Friday, October 21, 2011
Piracy has reached record levels with 352 attacks reported worldwide so far this year, the International Maritime Bureau (IMB) said in a report released earlier this week.
Somali pirates were behind 56% of the attacks reported this year, the IMB revealed in its latest global piracy report.
However, more Somali hijack attempts were being thwarted by strengthened anti-piracy measures.
“Figures for piracy and armed robbery at sea in the past nine months are higher than we’ve ever recorded in the same period of any past year,” said IMB director Pottengal Mukundan, whose Piracy Reporting Centre (PRC) has monitored piracy worldwide since 1991.
Demanding millions of dollars in ransom for captured ships and their crews, Somali pirates are intensifying operations not just off their own coastline, but further afield in the Red Sea – particularly during the monsoon season in the wider Indian Ocean.
With unprecedented boldness, this August pirates also boarded and hijacked a chemical tanker at anchor in an Omani port, under the protection of coast state security, the report said.
But although Somali pirates are initiating more attacks – 199 this year, up from 126 for the first nine months of 2010 – they are managing to hijack fewer vessels. Only 24 vessels were hijacked this year compared with 35 for the same period in 2010. Hijackings were successful in just 12% of all attempts this year, down from 28% in 2011.
IMB said that it credited this reduction in hijackings to policing and interventions by international naval forces, correct application of the industry's latest Best Management Practice – including the careful consideration of the crews’ retreat to a 'citadel' – and other on board security measures.
“Somali pirates are finding it harder to hijack ships and get the ransom they ask for. The navies deserve to be complimented on their excellent work: they are a vital force in deterring and disrupting pirate activity,” said Capt Mukundan. “The number of anti-piracy naval units must be maintained or increased.”
So far this year, pirates have taken 625 people hostage worldwide.

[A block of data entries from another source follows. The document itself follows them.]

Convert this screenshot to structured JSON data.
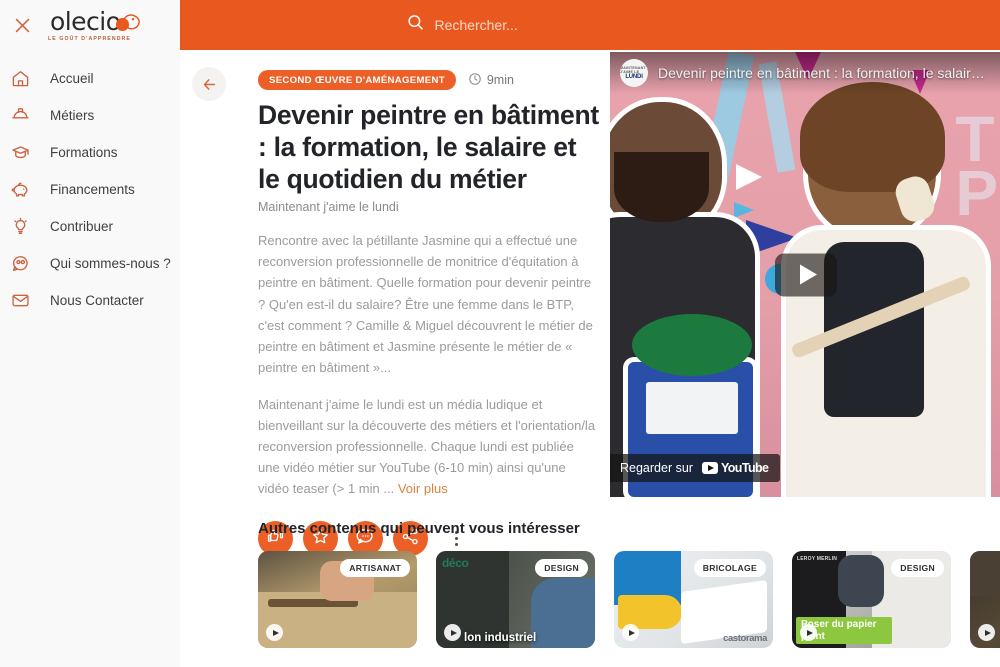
{
  "sidebar": {
    "close_icon": "close-icon",
    "logo": {
      "word": "olecio",
      "tagline": "LE GOÛT D'APPRENDRE"
    },
    "items": [
      {
        "label": "Accueil",
        "icon": "home-icon"
      },
      {
        "label": "Métiers",
        "icon": "hard-hat-icon"
      },
      {
        "label": "Formations",
        "icon": "graduation-cap-icon"
      },
      {
        "label": "Financements",
        "icon": "piggy-bank-icon"
      },
      {
        "label": "Contribuer",
        "icon": "lightbulb-icon"
      },
      {
        "label": "Qui sommes-nous ?",
        "icon": "people-chat-icon"
      },
      {
        "label": "Nous Contacter",
        "icon": "envelope-icon"
      }
    ]
  },
  "header": {
    "search_placeholder": "Rechercher...",
    "search_value": "",
    "search_icon": "search-icon",
    "bar_color": "#e8581f"
  },
  "article": {
    "back_label": "Retour",
    "category": "SECOND ŒUVRE D'AMÉNAGEMENT",
    "read_time": "9min",
    "clock_icon": "clock-icon",
    "title": "Devenir peintre en bâtiment : la formation, le salaire et le quotidien du métier",
    "source": "Maintenant j'aime le lundi",
    "paragraph_1": "Rencontre avec la pétillante Jasmine qui a effectué une reconversion professionnelle de monitrice d'équitation à peintre en bâtiment. Quelle formation pour devenir peintre ? Qu'en est-il du salaire? Être une femme dans le BTP, c'est comment ? Camille & Miguel découvrent le métier de peintre en bâtiment et Jasmine présente le métier de « peintre en bâtiment »...",
    "paragraph_2": "Maintenant j'aime le lundi est un média ludique et bienveillant sur la découverte des métiers et l'orientation/la reconversion professionnelle. Chaque lundi est publiée une vidéo métier sur YouTube (6-10 min) ainsi qu'une vidéo teaser (> 1 min ... ",
    "more_link": "Voir plus",
    "actions": [
      {
        "name": "like-button",
        "icon": "thumbs-up-down-icon"
      },
      {
        "name": "favorite-button",
        "icon": "star-icon"
      },
      {
        "name": "comment-button",
        "icon": "comment-bubble-icon"
      },
      {
        "name": "share-button",
        "icon": "share-icon"
      }
    ],
    "more_menu_icon": "kebab-menu-icon",
    "accent_color": "#ec5f27"
  },
  "video": {
    "channel_avatar_line1": "MAINTENANT J'AIME LE",
    "channel_avatar_line2": "LUNDI",
    "title": "Devenir peintre en bâtiment : la formation, le salaire ...",
    "play_icon": "play-icon",
    "watch_label": "Regarder sur",
    "platform": "YouTube"
  },
  "recommendations": {
    "heading": "Autres contenus qui peuvent vous intéresser",
    "cards": [
      {
        "tag": "ARTISANAT",
        "caption": "",
        "brand": "",
        "play_icon": "play-icon"
      },
      {
        "tag": "DESIGN",
        "caption": "lon industriel",
        "brand": "déco",
        "play_icon": "play-icon"
      },
      {
        "tag": "BRICOLAGE",
        "caption": "",
        "brand": "castorama",
        "play_icon": "play-icon"
      },
      {
        "tag": "DESIGN",
        "caption": "Poser du papier peint",
        "brand": "LEROY MERLIN",
        "play_icon": "play-icon"
      },
      {
        "tag": "",
        "caption": "",
        "brand": "",
        "play_icon": "play-icon"
      }
    ]
  }
}
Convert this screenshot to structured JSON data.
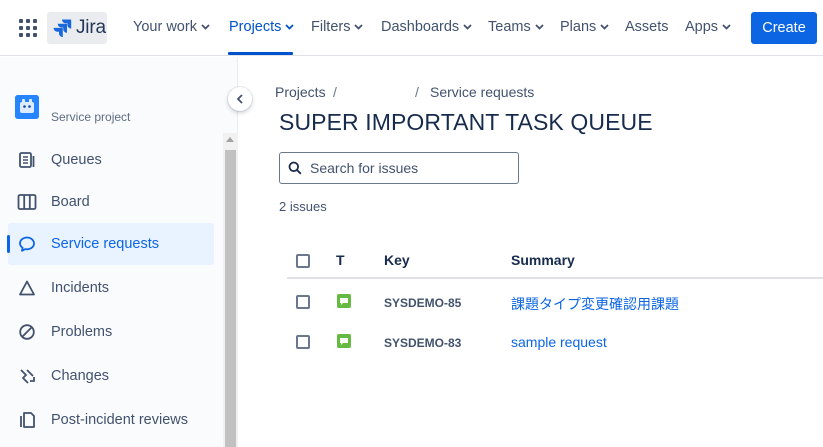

They have killed eight people and injured 41.
A warning was given regarding events off the West African coast off Benin, which saw a surge in violent piracy, with 19 attacks leading to eight tanker hijackings this year, up from zero incidents in 2010.
A pattern had emerged where armed pirates boarded and hijacked the ship – sometimes injuring crew – then forced the Masters to sail to an unknown location where they stole the ship’s properties and cargo and then set the vessel free.
Piracy and armed robberies in Asian waters, including the Indian sub-continent, went down from 106 in the first three quarters of 2010 to 87 in the same period this year.